Penyesuaian Aturan Threshold:
-
Batas Nilai: Kewajiban dokumen underlying yang sebelumnya berlaku untuk transaksi di atas US$ 100 ribu kini diturunkan menjadi di atas US$ 50 ribu per pelaku per bulan.
-
Klarifikasi Kebijakan: Kepala Departemen Komunikasi BI, Ramdan Denny Prakoso, menegaskan bahwa aturan ini bukan pembatasan jumlah pembelian, melainkan pengetatan persyaratan dokumen. Transaksi di atas US$ 50 ribu tetap diperbolehkan selama disertai dokumen yang membuktikan kebutuhan ekonomi riil di baliknya.
Tujuan dan Latar Belakang: Langkah ini dirumuskan berdasarkan pemantauan terhadap dinamika pasar valas domestik dan pergerakan kurs saat ini. BI bertujuan memastikan bahwa setiap aktivitas pembelian valas memiliki landasan ekonomi yang jelas, sehingga pasar tetap sehat, efisien, dan stabil.

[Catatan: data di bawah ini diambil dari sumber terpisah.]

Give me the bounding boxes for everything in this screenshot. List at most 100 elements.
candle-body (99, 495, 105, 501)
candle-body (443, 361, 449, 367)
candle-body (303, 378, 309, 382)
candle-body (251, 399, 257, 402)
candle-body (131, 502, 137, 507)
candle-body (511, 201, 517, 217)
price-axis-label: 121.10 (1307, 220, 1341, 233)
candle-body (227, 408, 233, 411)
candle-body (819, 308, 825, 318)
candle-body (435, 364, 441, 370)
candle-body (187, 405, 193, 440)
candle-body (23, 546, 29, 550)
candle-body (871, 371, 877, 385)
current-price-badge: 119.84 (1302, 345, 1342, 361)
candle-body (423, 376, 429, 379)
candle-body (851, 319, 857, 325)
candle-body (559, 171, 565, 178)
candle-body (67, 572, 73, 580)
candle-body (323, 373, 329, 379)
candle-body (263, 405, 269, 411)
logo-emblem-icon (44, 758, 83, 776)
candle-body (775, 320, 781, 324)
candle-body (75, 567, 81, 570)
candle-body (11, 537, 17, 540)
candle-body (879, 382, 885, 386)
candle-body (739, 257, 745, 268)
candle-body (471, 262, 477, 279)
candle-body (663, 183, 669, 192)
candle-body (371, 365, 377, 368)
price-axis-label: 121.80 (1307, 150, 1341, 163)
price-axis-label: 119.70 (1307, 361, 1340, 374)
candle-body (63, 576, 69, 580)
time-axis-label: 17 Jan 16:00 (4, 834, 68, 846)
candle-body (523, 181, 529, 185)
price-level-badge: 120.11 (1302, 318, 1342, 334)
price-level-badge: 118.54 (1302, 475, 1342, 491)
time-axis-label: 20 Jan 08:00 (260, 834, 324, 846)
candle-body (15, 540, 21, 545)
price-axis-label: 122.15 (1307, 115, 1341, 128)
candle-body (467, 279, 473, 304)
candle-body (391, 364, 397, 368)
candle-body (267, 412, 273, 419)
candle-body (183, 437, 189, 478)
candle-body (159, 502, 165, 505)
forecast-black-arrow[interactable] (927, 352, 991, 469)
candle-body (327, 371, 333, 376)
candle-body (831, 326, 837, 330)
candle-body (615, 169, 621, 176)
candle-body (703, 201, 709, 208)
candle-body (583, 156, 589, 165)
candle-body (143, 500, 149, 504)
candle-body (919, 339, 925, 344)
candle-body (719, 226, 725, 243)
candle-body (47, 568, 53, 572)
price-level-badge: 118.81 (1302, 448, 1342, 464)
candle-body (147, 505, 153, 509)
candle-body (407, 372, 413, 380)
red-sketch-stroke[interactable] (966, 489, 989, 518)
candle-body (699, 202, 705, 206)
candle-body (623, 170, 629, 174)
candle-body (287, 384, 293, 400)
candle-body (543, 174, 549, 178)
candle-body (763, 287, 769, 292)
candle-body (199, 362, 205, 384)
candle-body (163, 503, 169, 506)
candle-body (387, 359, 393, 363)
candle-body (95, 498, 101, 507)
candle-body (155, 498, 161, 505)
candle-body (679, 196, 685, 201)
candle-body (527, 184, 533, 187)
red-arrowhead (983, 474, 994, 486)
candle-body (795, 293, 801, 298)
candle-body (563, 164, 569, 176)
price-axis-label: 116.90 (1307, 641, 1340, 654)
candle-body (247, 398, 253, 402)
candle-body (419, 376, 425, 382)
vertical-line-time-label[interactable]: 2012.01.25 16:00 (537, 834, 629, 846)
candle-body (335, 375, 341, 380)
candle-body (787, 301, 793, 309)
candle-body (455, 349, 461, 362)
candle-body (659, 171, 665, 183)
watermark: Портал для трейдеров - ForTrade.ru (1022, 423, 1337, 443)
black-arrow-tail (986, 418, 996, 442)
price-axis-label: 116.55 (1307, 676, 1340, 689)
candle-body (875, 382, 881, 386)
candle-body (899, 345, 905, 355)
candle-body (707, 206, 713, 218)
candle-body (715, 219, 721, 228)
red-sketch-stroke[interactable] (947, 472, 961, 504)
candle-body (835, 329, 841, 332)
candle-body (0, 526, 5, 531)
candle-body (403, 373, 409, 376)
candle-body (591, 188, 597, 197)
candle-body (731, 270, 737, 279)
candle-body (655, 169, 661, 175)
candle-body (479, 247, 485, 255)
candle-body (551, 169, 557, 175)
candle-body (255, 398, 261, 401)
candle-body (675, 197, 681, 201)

Denny menambahkan bahwa penyesuaian ini merupakan bagian dari kebijakan moneter yang adaptif terhadap kondisi ekonomi global maupun nasional.
Jadwal Implementasi: Kebijakan penyesuaian threshold transaksi tunai valas ini akan mulai diberlakukan pada 1 April 2026. Pemerintah juga memberikan masa transisi selama satu bulan, yakni hingga 30 April 2026, agar para pelaku pasar dapat menyesuaikan diri dengan regulasi baru tersebut.